Robert Rothman wrote:
Better do it while your floppy drives still work. One of the things that bothers me about modern information-storage technology (and one of the reasons while I will hold on to my (paper and ink) books until somebody pries them from my cold dead fingers) is that, for all practical purposes, the data only lasts as long as the means of reading it is still available -- which tends to be a pretty short time. Anybody else have now-useless files on ZIP cartridges?
I call it "digital rot." I have music software files that won't load properly into the program on which they were created, in the same machine, because I moved a plug-in to a different folder.
Off-topic: I was musing the other day about the phrase "pry it from my cold dead fingers," so this morning I did a bit of searching. It appears Charlton Heston first used this phrase (with reference to firearms) in a speech in the year 2000, thus popularizing it.

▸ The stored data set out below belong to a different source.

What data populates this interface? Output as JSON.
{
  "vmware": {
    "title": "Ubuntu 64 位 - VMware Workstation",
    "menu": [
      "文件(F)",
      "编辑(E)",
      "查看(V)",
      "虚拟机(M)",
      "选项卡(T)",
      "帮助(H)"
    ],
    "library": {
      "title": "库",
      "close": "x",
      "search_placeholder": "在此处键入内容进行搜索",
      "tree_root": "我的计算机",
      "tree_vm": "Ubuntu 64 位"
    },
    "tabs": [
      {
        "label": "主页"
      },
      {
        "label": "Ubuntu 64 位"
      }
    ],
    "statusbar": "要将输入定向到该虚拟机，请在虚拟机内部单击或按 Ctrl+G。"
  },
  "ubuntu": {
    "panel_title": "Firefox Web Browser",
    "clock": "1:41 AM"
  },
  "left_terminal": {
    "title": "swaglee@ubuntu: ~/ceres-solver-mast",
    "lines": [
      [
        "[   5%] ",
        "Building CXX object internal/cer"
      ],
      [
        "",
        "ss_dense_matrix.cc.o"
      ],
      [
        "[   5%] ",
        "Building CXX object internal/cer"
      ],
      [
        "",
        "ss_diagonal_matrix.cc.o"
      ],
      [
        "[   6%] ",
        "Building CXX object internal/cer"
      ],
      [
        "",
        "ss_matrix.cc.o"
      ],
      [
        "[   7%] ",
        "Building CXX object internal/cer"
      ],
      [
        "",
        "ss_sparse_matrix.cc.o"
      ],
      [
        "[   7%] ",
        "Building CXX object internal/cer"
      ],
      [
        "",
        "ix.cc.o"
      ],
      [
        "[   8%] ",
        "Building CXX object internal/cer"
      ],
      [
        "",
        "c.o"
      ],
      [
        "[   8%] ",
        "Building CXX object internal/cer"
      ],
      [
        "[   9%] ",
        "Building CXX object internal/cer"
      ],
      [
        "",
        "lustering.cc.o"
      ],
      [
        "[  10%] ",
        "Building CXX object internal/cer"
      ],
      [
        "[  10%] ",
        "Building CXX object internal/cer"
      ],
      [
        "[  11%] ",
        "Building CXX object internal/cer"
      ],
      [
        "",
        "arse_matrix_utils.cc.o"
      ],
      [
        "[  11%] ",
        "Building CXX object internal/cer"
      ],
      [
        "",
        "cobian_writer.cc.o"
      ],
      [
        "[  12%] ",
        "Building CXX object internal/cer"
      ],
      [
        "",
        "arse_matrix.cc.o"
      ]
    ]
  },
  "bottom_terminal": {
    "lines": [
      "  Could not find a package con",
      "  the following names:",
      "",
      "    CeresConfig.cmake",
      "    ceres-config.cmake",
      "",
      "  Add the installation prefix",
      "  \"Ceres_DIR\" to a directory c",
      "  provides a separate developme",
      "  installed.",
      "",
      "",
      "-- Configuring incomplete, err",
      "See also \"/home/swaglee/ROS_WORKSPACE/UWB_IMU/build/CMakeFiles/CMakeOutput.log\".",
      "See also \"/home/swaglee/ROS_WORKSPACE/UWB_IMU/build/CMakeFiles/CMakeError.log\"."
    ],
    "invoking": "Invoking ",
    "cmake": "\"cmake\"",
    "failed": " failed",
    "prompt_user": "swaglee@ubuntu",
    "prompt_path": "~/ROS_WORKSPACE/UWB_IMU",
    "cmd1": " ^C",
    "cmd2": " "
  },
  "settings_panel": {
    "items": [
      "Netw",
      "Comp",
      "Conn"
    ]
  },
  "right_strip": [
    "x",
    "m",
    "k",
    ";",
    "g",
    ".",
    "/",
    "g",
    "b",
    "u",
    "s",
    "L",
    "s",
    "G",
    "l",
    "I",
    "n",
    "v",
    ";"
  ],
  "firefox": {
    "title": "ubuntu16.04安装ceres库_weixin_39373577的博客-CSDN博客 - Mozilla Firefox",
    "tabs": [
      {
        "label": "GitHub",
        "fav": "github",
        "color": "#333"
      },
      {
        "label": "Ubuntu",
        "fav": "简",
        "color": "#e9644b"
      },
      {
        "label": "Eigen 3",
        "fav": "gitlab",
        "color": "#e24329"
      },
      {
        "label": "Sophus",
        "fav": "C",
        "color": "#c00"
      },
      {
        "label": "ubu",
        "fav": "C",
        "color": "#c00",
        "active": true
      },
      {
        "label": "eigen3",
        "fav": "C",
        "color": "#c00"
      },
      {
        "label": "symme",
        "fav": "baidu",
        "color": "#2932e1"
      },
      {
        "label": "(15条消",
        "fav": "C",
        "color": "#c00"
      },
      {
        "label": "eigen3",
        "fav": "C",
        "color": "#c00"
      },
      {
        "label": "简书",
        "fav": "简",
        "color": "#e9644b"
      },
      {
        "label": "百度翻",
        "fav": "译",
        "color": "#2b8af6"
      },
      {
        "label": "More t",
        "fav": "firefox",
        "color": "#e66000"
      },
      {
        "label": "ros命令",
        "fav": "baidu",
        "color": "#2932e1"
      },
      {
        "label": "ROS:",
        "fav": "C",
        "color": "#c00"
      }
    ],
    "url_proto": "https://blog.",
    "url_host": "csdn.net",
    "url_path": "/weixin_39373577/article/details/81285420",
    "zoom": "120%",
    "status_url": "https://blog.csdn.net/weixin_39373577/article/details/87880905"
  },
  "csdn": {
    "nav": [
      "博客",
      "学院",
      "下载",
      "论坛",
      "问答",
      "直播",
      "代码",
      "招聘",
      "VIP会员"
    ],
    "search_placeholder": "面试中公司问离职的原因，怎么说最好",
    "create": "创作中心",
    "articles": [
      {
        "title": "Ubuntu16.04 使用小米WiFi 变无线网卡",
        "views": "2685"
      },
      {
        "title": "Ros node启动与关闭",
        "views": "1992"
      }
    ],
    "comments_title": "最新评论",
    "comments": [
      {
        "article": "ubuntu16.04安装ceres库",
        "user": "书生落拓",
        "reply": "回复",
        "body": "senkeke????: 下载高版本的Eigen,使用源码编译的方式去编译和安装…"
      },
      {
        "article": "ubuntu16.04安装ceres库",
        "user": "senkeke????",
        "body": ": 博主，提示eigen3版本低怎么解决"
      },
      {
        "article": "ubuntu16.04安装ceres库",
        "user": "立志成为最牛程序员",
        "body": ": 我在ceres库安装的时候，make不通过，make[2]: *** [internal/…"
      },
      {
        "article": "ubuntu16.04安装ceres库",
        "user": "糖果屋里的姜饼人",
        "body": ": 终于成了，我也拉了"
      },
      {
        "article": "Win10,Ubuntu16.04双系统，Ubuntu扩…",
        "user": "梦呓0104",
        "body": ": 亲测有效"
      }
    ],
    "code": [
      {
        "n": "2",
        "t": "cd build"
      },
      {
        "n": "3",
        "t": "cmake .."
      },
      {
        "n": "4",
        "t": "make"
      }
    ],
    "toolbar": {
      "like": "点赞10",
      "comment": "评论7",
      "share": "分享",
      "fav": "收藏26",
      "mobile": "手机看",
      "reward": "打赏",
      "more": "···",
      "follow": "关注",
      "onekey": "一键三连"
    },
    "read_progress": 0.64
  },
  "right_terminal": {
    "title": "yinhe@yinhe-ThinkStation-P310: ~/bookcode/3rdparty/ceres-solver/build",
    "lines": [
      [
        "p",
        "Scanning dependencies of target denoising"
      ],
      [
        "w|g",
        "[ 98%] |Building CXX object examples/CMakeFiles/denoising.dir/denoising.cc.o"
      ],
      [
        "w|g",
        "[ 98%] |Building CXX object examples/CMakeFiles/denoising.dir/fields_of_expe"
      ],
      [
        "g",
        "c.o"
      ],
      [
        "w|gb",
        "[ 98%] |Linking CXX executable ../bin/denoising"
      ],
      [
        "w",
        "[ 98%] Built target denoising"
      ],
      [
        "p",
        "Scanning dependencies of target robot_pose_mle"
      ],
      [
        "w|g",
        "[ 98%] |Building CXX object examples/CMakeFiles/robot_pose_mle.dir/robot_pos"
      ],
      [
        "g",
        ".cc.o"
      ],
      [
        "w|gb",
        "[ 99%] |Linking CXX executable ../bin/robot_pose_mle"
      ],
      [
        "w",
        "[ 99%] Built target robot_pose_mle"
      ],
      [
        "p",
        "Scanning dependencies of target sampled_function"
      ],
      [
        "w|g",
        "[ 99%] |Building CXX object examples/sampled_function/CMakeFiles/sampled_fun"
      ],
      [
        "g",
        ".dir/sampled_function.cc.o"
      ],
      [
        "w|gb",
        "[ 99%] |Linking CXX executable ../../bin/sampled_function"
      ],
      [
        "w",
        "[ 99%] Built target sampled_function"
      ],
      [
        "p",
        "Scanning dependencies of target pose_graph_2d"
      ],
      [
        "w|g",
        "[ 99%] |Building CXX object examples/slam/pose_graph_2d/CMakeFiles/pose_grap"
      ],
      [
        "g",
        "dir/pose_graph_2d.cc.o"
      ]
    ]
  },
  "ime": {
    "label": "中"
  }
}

The reason I was musing was that I believe I may be the original source of the phrase. I used it in a product review in Keyboard magazine around 1995, and Lexicon (the hardware manufacturer whose product I was reviewing) liked it so much they ran full-page ads for several months in all of the musician-type magazines, quoting me. So at that point, the phrase got spread around.
I may have been unconsciously quoting something I had heard -- but on the other hand, phrases that gain currency in pop culture do always start somewhere.